Conventional cooking appliances may soon be replaced by software-driven processes that incorporate three-dimensional printers and lasers. However, the commercialization of this technology might take some time to get accustomed to as people consider getting them on their kitchen countertops. Researchers from the Columbia University School of Engineering and Applied Science explored the pros and cons of 3D-printed food technology as compared to the normal food we eat, as well as the future landscape of household kitchens.

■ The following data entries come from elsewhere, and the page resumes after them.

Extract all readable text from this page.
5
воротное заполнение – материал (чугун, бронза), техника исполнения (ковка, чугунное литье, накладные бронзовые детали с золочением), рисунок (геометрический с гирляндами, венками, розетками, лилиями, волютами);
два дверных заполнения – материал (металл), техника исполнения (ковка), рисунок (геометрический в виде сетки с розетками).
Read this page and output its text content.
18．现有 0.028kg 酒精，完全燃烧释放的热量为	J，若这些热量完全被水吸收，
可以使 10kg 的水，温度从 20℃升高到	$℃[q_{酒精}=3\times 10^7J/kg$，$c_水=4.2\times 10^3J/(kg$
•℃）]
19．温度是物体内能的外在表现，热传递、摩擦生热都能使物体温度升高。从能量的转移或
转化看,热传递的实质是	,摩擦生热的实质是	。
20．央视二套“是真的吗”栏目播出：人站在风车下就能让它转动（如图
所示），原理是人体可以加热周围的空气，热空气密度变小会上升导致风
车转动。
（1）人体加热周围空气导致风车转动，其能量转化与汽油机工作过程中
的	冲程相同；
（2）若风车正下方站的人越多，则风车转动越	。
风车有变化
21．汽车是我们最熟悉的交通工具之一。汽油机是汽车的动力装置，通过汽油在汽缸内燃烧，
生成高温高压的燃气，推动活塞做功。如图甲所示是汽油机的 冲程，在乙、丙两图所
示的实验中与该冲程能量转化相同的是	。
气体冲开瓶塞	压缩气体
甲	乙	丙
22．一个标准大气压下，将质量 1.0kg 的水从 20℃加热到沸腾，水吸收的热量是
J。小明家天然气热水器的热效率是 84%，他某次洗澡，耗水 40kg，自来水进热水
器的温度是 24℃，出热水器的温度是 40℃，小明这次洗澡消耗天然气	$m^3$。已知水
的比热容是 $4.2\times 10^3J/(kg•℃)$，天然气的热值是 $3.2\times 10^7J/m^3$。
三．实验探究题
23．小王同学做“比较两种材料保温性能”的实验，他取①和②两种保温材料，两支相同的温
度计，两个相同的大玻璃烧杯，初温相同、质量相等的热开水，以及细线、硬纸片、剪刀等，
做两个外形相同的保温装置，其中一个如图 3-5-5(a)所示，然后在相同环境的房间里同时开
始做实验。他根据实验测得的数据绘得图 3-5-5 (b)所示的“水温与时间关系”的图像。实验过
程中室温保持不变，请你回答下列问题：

Considering that 3D food printing is still a budding technology, it needs a group of supporting industries and an environment in which to create and share recipes. The highly customizable capacity of this technology makes it practical for the plant-based meat market, where careful formulation for texture and flavor is needed to mimic real meats.
One problem of 3D food printing is the low-nutrient value of these processed foods. However, the technique will enable people to tailor and personalize their nutrition - helping chefs to localize flavors and textures in the creation of new food experiences, people with dietary restrictions, parents with picky youngsters, dieticians, and athletes who need to plan their meals. Making the food look more visually appealing by mimicking the shapes of real, pureed, texture foods will be great for patients with swallowing disorders. And with the heightened need for safety amidst the COVID-19 pandemic, food prepared with less human handling lowers the risk of contracting foodborne illness and disease transmission.